So far, we have seen repetition applied to a single character. If you wanted to search for one or more occurrences of a multicharacter string such as the an that occurs twice in banana, use parentheses, which must be escaped in basic syntax. Similarly, you might want to search for a few characters, without using something as general as the . or as long-winded as alternation. You can do this too, by enclosing the alternatives in square brackets ([]), which do not need to be escaped for regular syntax. Expressions in square brackets constitute a character class. With a few exceptions covered later, using square brackets also eliminates the need for escaping special characters such as . and *.
Listing 5. Parentheses and character classes
ian@attic4:~/lpi103-7$ grep "\(an\)\+" text1 # find at least 1 an
3 banana
ian@attic4:~/lpi103-7$ grep "an\(an\)\+" text1 # find at least 2 an's
3 banana
ian@attic4:~/lpi103-7$ grep "[3p]" text1 # find p or 3
1 apple
2 pear
3 banana
ian@attic4:~/lpi103-7$ echo -e "find an\ns* here\nsomewhere." | grep "s[.*]"
s* here
ian@attic4:~/lpi103-7$ echo -e "find an\n * in position 2." | grep ".[.*]"
* in position 2.
|
There are several other interesting possibilities for character classes.
- Range expression
- A range expression is two characters separated by a - (hyphen), such as 0-9 for digits, or 0-9a-fA-F for hexadecimal digits. Note that ranges are locale-dependent.
- Named classes
- Several named classes provide a convenient shorthand for commonly used
classes. Named classes open with [: and close with :] and may be used
within bracket expressions.

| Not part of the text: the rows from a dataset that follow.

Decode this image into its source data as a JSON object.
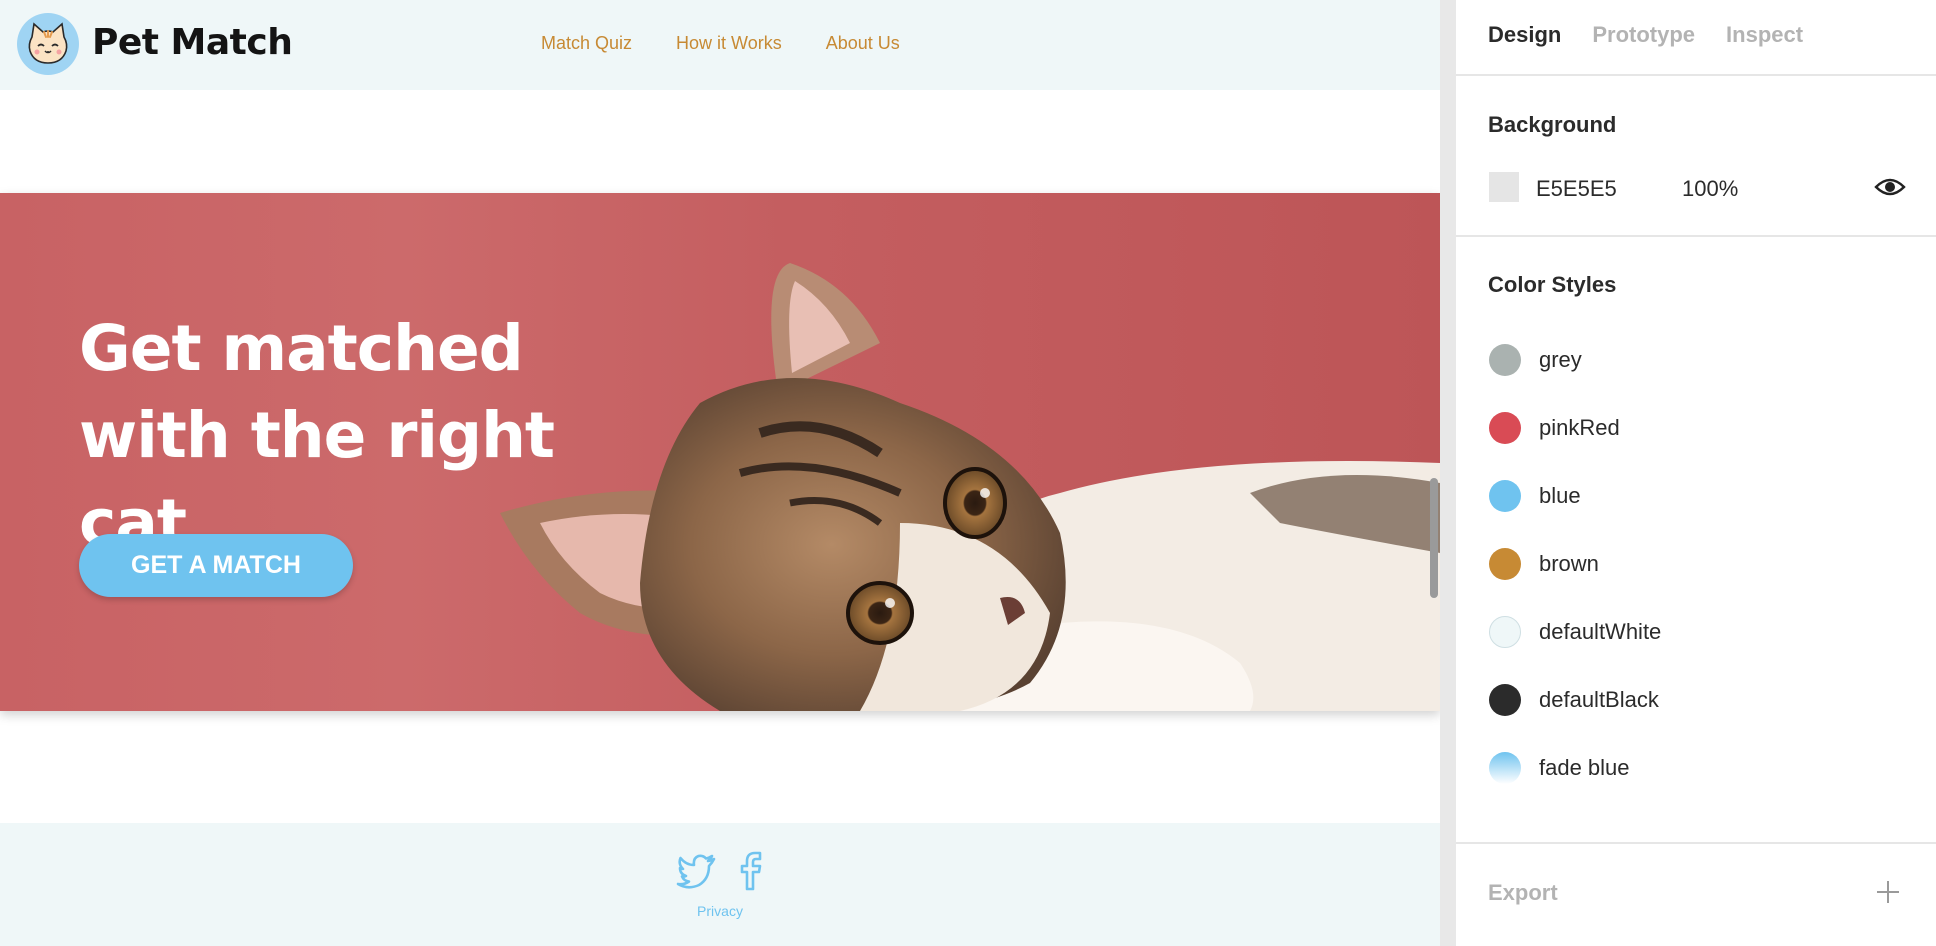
{
  "site": {
    "brand": "Pet Match",
    "nav": [
      "Match Quiz",
      "How it Works",
      "About Us"
    ],
    "hero": {
      "title": "Get matched with the right cat",
      "cta": "GET A MATCH"
    },
    "footer": {
      "privacy": "Privacy",
      "social_icons": [
        "twitter-icon",
        "facebook-icon"
      ]
    }
  },
  "panel": {
    "tabs": [
      "Design",
      "Prototype",
      "Inspect"
    ],
    "active_tab": "Design",
    "background": {
      "title": "Background",
      "hex": "E5E5E5",
      "opacity": "100%"
    },
    "color_styles": {
      "title": "Color Styles",
      "items": [
        {
          "name": "grey",
          "color": "#aab2b0"
        },
        {
          "name": "pinkRed",
          "color": "#d94b55"
        },
        {
          "name": "blue",
          "color": "#6fc3ef"
        },
        {
          "name": "brown",
          "color": "#c78a34"
        },
        {
          "name": "defaultWhite",
          "color": "#eff7f8"
        },
        {
          "name": "defaultBlack",
          "color": "#2b2b2b"
        },
        {
          "name": "fade blue",
          "color": "#6fc3ef"
        }
      ]
    },
    "export": {
      "title": "Export"
    }
  },
  "colors": {
    "accent_blue": "#6fc3ef",
    "nav_brown": "#c78a34",
    "header_bg": "#eff7f8",
    "hero_red": "#c86264"
  }
}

Some examples:
- [:alnum:]
- Alphanumeric characters
- [:blank:]
- Space and tab characters
- [:digit:]
- The digits 0 through 9 (equivalent to 0-9)
- [:upper:] and [:lower:]
- Upper and lower case letters, respectively.
- ^ (negation)
- When used as the first character after [ in a character class, the ^ (caret) negates the sense of the remaining characters so the match occurs only if a character (except the leading ^) is not in the class.
Given the special meanings above, if you want to match a literal - (hyphen) within a character class, you must put it first or last. If you want to match a literal ^ (caret), it must not be first. And a ] (right square bracket) closes the class, unless it is placed first.
Character classes are one area where regular expressions and globbing are similar, although the negation differs (^ vs. !). Listing 6 shows some examples of character classes.
Listing 6. More character classes
ian@attic4:~/lpi103-7$ # Match on range 3 through 7
ian@attic4:~/lpi103-7$ echo -e "123\n456\n789\n0" | grep "[3-7]"
123
456
789
ian@attic4:~/lpi103-7$ # Find digit followed by no n or r till end of line
ian@attic4:~/lpi103-7$ grep "[[:digit:]][^nr]*$" text1
1 apple
ian@attic4:~/lpi103-7$ # Find a digit, n, or z followed by no n or r till end of line
ian@attic4:~/lpi103-7$ grep "[[:digit:]nz][^nr]*$" text1
1 apple
3 banana |
Does the last example surprise you? In this case, the first bracket expression matches any digit, n or z in the string and the last n is not followed by another n or r, so the trailing na of the string matches the regular expression.
If you able to distinguish highlighting, such as color, bold, or underscore, you can set the GREP_COLORS environment variable to highlight matches. The default setting displays matches highlighted in bold red as illustrated in Figure 1. You see that the whole first line of output matches, but only the last two characters of the second line match.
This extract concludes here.